Das öffentliche Interesse
Aber die Windpocken sind nicht mit den Masern oder gar den Pocken vergleichbar. Rüdiger von Kries, Mitglied der STIKO, hat das in einem Vortrag vor einem Jahr einmal so formuliert: „Ohne Zweifel wird die Menschheit auch ohne Varizellen-Impfung überleben.“ Mit dieser etwas polemischen Zuspitzung – bekanntlich ist die Menschheit auch nicht an den Pocken ausgestorben – wollte er darauf hinweisen, dass sich bei solchen ganz überwiegend komplikationsarm verlaufenden Krankheiten neue Fragen an die Legitimation einer Impfempfehlung durch die STIKO stellen. Die STIKO hat einen gesetzlichen Auftrag nach § 20 Infektionsschutzgesetz. Ihre Empfehlungen sind Grundlage der öffentlichen Impfempfehlungen der Länder (die dann z.B. auch einen Rechtsanspruch bei Impfschäden begründen) und der Entscheidungen des Gemeinsamen Bundesausschusses, ob eine Impfung in die Schutzimpfungsrichtlinien aufgenommen und dann nach § 20d SGB V von den Krankenkassen finanziert werden.
Mit diversen Verfahrensregeln soll sichergestellt werden, dass die Impfempfehlungen, wie es im Fachjargon heißt, „im öffentlichen Interesse“ sind, auch wenn dieser Begriff explizit meines Wissens nicht in den die STIKO betreffenden Rechtsvorschriften auftaucht. Eine „Legaldefinition“ des öffentlichen Interesses beim Impfen gibt es nicht, so dass die STIKO nicht, wie z.B. Richter, dem öffentlichen Interesse „im Namen des Volkes“ durch Gesetzeskonformität nachkommen könnte.

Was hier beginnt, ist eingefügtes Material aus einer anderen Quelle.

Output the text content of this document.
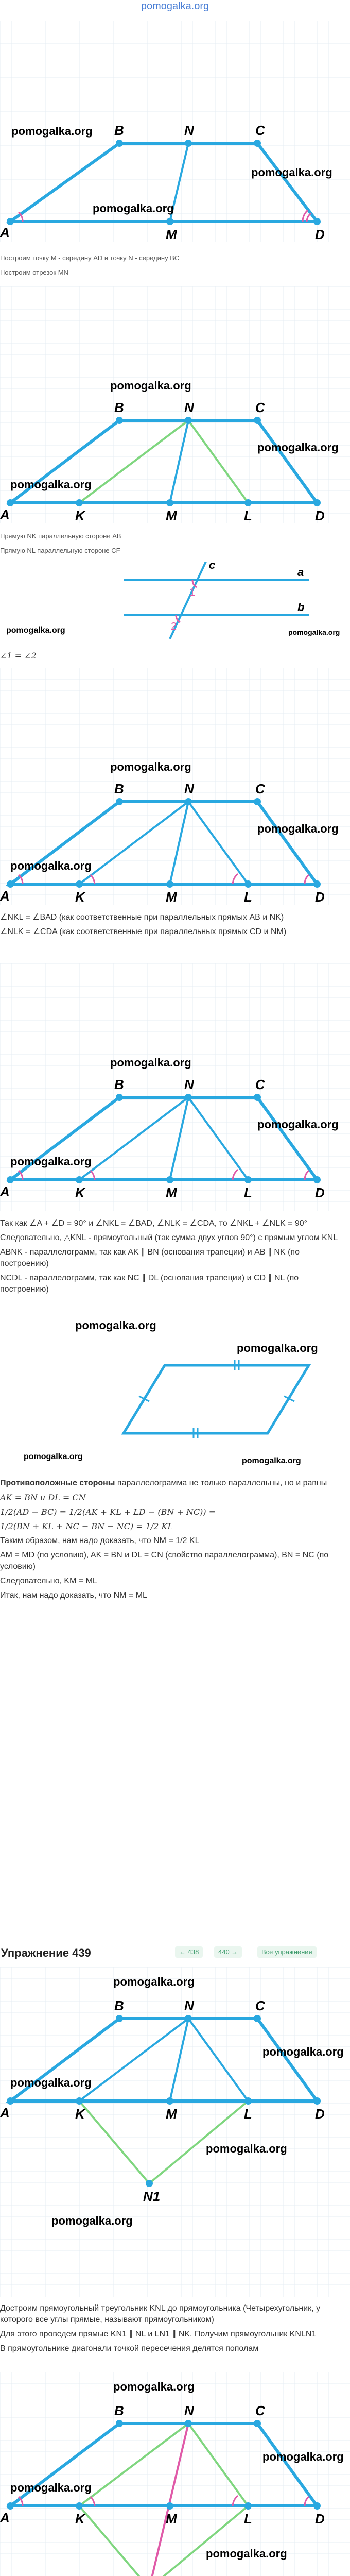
pomogalka.org
B	N	C
A	M	D
pomogalka.org
pomogalka.org
pomogalka.org

Построим точку M - середину AD и точку N - середину BC

Построим отрезок MN

B	N	C
A	K	M	L	D
pomogalka.org
pomogalka.org
pomogalka.org

Прямую NK параллельную стороне AB

Прямую NL параллельную стороне CF

c
a
b
1
2
pomogalka.org	pomogalka.org

∠1 = ∠2

B	N	C
A	K	M	L	D
pomogalka.org
pomogalka.org
pomogalka.org

∠NKL = ∠BAD (как соответственные при параллельных прямых AB и NK)

∠NLK = ∠CDA (как соответственные при параллельных прямых CD и NM)

B	N	C
A	K	M	L	D
pomogalka.org
pomogalka.org
pomogalka.org

Так как ∠A + ∠D = 90° и ∠NKL = ∠BAD, ∠NLK = ∠CDA, то ∠NKL + ∠NLK = 90°

Следовательно, △KNL - прямоугольный (так сумма двух углов 90°) с прямым углом KNL

ABNK - параллелограмм, так как AK ∥ BN (основания трапеции) и AB ∥ NK (по построению)

NCDL - параллелограмм, так как NC ∥ DL (основания трапеции) и CD ∥ NL (по построению)

pomogalka.org
pomogalka.org
pomogalka.org	pomogalka.org

Противоположные стороны параллелограмма не только параллельны, но и равны

AK = BN и DL = CN

1/2(AD − BC) = 1/2(AK + KL + LD − (BN + NC)) =

1/2(BN + KL + NC − BN − NC) = 1/2 KL

Таким образом, нам надо доказать, что NM = 1/2 KL

AM = MD (по условию), AK = BN и DL = CN (свойство параллелограмма), BN = NC (по условию)

Следовательно, KM = ML

Итак, нам надо доказать, что NM = ML

Упражнение 439	← 438	440 →	Все упражнения
B	N	C
A	K	M	L	D
N1
pomogalka.org
pomogalka.org
pomogalka.org
pomogalka.org
pomogalka.org

Достроим прямоугольный треугольник KNL до прямоугольника (Четырехугольник, у которого все углы прямые, называют прямоугольником)

Для этого проведем прямые KN1 ∥ NL и LN1 ∥ NK. Получим прямоугольник KNLN1

В прямоугольнике диагонали точкой пересечения делятся пополам

B	N	C
A	K	M	L	D
pomogalka.org
pomogalka.org
pomogalka.org
pomogalka.org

Was also ist das „öffentliche Interesse“? Bei Wikipedia kann man dazu lesen: „Öffentliches Interesse ist ein in Gesetzen häufig verwendeter unbestimmter Rechtsbegriff, der die Belange des Gemeinwohls über die Individualinteressen stellt.“ Das hilft nicht wirklich weiter, weil man jetzt wissen müsste, was das „Gemeinwohl“ ist und darüber streiten sich die Geister schon seit der Antike. Man sieht nur, dass das öffentliche Interesse einen Vorrang des Gemeinwohls begründen soll.
Individuelle und öffentliche Interessen
Wenn Belange des tatsächlichen oder vermeintlichen Gemeinwohls über die von Individuen gestellt werden sollen, ist immer Vorsicht geboten. Das gilt angesichts der Erfahrungen damit, was mit dem „gesunden Volkskörper“ im Nationalsozialismus alles gerechtfertigt wurde, in der Medizin in besonderem Maße. Die Verbindung von Vernichten und Heilen, wie ein sehr lesenswertes Buch von Angelika Ebbinghaus und Klaus Dörner betitelt ist, steht als Menetekel über allen Public Health-Maßnahmen: Wenn Menschen für die Menschheit oder eben das „Gemeinwohl“ Opfer bringen sollen, muss es dafür sehr gute Gründe geben. Je mehr diese Opfer Grundrechte tangieren, umso bessere Gründe.